Oh yeah and can someone tell me where to buy neoprene padding and resilient channeling in the US
 

Attachments

  • walls.webp
    walls.webp
    6.9 KB · Views: 66
Yes you will end up looking at the studs but you now have a cavity for internal acoustic treatment. Otherwise you will end up with a plaster walled room which will need treatment that will takeup extra wall space. The advantage of my system is that you won't loose anymore room space to do this.

You can now put insulation (rigid fibreglass or similar) in the cavity and covered with cloth for high frequency absorption, or you can put slots over the cavity for low-mid absorption, or plywood panels for low frequency absorption PLUS you have not lost any more room space. :)

check out Left Bank at Studios Under Construction where this technique was used.

cheers
John
 
oh okay that makes sense....I saw the slat resonators...I just didn't quite "get it" until now.

Keeping in mind that this is mainly a practice space, what would be the best orientation of them?

(There's 4 walls, 12x16, I'd assume not ALL slat resonators, and not ALL just cloth)

we're thinking the drums will go along the back of the 12 foot shorter wall. Would the slat resonators be best behing the drums etc etc?

Thanks again....
 
John, How do deal with wiring in the "inside-out" wall approach? I'm wondering about AC wiring primarily.

Thanks
Kevin.
 
Exec,

If you have't tracked it down yet, resilient channel is available from Dietrich Metal Framing. For So Cal, you can call their plant in Colton to find a distributor in your area (909/824-9717). In San Diego its distributed by a company called AMS and they quoted me a cost of $1.43 per 12-ft length.

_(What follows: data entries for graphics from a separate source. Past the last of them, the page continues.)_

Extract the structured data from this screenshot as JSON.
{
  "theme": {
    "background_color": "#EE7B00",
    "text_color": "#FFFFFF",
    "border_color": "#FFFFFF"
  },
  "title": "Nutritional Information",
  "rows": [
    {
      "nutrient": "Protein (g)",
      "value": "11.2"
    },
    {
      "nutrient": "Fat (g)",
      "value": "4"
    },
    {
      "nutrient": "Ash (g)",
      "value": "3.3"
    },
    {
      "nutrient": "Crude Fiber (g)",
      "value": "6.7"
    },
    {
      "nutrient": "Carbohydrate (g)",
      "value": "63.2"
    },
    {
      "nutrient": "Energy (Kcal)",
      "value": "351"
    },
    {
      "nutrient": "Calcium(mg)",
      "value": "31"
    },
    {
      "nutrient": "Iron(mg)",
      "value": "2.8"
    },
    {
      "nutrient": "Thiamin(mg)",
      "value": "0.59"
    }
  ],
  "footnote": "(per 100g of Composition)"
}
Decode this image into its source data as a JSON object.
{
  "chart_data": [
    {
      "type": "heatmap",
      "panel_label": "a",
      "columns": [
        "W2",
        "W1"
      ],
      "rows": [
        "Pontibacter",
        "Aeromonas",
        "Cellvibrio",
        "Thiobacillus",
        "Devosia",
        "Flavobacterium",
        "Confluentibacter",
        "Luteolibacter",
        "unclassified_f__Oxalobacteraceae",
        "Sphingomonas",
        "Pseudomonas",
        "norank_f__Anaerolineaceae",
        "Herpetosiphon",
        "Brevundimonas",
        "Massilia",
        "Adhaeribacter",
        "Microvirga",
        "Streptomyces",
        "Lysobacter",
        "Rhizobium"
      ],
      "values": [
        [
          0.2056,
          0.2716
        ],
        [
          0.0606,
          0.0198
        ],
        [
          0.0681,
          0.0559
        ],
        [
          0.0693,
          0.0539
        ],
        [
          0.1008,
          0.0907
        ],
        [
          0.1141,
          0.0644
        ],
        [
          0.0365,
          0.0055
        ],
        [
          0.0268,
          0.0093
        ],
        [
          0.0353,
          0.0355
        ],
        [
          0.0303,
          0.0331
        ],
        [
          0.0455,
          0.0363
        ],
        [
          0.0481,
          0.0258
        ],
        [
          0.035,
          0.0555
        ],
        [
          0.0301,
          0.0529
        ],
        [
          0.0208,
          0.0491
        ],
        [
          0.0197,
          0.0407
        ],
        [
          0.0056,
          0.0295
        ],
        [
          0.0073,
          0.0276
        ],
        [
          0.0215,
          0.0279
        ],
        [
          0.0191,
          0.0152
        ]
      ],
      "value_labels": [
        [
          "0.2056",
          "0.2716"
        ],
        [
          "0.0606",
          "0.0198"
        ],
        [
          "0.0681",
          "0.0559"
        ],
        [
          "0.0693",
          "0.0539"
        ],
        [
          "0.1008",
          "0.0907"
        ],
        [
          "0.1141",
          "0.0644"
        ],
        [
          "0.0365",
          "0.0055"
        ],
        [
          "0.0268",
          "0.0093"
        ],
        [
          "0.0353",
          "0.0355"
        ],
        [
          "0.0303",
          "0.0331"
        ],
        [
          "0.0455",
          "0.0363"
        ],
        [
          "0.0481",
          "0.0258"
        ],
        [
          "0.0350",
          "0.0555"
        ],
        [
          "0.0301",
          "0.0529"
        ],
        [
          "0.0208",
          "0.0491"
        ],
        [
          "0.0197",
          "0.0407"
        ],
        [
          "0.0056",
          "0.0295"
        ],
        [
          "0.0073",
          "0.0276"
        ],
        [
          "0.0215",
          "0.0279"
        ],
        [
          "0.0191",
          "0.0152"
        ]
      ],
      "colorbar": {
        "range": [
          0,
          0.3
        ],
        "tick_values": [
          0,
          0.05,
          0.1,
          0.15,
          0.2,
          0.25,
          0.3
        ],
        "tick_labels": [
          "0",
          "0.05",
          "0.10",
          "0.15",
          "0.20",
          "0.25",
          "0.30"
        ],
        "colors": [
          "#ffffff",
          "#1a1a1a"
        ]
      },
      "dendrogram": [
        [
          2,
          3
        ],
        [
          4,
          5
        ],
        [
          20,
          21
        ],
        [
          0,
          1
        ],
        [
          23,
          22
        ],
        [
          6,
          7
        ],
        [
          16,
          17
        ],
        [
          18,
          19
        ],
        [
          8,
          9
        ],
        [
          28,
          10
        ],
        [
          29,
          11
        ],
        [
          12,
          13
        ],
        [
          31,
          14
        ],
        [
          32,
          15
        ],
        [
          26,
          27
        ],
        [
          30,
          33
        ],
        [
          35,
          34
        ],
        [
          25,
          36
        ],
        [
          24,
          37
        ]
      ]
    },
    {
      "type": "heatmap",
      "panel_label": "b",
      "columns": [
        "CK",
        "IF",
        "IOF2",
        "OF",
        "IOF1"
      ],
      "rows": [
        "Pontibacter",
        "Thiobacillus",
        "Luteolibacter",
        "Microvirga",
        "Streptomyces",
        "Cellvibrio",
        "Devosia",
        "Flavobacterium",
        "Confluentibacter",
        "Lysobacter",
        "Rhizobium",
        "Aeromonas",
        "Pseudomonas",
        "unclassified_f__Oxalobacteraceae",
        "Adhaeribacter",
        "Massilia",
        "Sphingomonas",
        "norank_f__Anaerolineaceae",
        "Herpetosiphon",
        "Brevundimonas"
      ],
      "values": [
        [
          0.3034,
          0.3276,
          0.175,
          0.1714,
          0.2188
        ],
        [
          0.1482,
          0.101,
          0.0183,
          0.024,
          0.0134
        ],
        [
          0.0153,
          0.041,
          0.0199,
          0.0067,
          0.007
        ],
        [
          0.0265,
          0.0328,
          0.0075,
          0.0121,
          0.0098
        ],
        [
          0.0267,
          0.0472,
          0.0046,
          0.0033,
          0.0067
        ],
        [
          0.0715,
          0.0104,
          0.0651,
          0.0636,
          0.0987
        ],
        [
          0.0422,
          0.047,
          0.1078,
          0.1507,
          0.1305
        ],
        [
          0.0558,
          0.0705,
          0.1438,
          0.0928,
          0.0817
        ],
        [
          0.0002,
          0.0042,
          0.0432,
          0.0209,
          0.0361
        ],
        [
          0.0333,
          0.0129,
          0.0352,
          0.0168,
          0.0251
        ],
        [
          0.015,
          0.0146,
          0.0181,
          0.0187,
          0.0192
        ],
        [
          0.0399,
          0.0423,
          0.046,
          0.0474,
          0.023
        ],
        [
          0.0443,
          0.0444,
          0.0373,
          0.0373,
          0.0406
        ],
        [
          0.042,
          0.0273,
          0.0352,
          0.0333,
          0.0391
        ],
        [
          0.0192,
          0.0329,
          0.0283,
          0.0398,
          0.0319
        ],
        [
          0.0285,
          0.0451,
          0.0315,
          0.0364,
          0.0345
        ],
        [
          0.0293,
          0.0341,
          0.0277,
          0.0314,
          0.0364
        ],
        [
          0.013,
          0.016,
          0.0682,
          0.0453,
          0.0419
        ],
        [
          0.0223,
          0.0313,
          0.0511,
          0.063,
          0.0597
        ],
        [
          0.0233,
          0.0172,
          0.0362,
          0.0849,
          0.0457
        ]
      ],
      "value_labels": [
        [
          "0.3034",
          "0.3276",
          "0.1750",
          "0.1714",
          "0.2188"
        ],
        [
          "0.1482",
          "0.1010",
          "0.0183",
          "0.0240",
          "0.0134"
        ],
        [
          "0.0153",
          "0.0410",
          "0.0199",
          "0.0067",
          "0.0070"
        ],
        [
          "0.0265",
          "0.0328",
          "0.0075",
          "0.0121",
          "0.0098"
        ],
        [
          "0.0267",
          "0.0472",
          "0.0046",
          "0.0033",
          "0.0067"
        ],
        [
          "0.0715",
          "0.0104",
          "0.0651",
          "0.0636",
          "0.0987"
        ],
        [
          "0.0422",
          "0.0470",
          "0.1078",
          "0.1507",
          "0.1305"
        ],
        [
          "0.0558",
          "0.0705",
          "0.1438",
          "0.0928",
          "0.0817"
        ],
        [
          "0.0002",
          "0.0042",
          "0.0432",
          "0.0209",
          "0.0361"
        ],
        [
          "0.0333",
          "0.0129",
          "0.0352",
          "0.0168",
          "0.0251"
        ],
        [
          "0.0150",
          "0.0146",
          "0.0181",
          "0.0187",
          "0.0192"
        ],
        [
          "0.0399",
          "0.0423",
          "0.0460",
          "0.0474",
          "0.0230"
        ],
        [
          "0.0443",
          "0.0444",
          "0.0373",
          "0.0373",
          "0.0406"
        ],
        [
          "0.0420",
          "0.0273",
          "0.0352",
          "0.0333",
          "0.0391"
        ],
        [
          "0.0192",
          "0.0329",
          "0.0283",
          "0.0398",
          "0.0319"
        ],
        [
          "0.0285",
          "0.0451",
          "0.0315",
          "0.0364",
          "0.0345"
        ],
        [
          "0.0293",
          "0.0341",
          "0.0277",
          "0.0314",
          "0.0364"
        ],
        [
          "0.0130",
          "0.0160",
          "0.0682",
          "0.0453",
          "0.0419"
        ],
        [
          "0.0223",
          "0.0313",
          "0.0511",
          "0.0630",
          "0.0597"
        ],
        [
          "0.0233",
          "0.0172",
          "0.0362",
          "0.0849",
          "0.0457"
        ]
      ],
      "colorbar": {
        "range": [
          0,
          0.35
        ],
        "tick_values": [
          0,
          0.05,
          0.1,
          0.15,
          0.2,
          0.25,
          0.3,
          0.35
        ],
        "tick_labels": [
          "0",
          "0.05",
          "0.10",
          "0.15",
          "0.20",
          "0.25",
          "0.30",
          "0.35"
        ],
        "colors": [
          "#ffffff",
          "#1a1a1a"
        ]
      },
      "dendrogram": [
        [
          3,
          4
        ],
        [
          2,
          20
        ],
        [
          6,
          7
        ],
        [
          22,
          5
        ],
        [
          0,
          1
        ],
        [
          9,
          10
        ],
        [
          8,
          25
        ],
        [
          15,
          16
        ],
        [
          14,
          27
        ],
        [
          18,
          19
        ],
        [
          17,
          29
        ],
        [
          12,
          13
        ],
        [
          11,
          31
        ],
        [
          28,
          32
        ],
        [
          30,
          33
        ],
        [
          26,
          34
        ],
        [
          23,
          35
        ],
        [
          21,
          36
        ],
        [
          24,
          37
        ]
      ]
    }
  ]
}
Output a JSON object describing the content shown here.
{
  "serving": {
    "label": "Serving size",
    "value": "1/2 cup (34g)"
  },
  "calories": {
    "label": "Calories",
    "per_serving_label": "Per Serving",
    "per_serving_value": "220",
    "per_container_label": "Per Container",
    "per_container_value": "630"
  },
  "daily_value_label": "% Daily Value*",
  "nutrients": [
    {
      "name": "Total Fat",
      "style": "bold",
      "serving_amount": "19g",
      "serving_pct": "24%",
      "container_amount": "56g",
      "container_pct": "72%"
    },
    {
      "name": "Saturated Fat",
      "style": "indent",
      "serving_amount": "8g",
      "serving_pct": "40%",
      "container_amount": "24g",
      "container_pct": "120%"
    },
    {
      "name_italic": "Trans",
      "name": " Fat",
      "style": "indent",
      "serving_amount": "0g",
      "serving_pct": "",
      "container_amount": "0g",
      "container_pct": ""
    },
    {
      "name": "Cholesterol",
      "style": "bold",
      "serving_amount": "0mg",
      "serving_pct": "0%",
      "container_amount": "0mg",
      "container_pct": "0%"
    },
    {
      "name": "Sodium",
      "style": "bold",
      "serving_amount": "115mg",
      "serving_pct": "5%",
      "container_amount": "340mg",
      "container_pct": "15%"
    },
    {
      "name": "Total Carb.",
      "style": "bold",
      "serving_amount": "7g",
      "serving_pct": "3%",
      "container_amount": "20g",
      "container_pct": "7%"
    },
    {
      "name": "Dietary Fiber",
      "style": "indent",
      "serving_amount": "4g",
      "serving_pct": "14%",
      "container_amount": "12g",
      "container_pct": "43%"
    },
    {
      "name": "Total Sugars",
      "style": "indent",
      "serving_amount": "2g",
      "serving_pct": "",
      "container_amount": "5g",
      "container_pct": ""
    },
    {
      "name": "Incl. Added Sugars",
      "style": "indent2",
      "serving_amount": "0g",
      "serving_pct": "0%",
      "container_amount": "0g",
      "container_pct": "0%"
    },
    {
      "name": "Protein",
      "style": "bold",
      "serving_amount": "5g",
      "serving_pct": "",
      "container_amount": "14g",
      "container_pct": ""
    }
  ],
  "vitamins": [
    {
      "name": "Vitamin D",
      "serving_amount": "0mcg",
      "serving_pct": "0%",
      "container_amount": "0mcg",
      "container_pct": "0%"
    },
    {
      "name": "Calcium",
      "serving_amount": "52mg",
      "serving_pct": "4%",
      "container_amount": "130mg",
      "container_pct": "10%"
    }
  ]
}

I don't know about garden-variety neoprene but there's a company here in Vista that sells acoustical building materials and I think I remember seeing some type of underlayment on their site -- soundproofing.org.

Alex
 
yeah I found it out here. I think it was 1.50 for 12' and then another place had it for 1.16 for 12'

Maybe somebody can help me with this...They said that had rc1 and rc2, and the rc1 was usually used for walls and rc2 for cielings. Then one place told me I could use furring channel or something like that??

What is the difference between the 3?

I got in touch with soundproofing.org, I think I'm going to buy the neoprene from them...They are just about the only place I called that even knew what I was talking about.

One more question, with regards to installing the new floating floor. (BTW, we're not using the prebuilt shed, we hired a contractor to build a whole new room (now 14'x18') He's just doing the outer structure and leaving the inside walls empty, and we are doing the inner room and insulation etc )

Anyway the existing floor, (he's building right now) is pressure treated 2x4's with 3/4 inch plywood on top. Then were are going to put neoprene pads down, another 2x4 frame, insulation and another 3/4" ply layer ontop of that. With regards to actually putting it down, should we use long screws going through all layers to the sub floor (even going through the neoprene) or would that destroy the whole floating floor concept? Basically I'm just trying to find out if the new floor (and walls and false ceiling) are supposed to be attached the the old floor or just resting on it.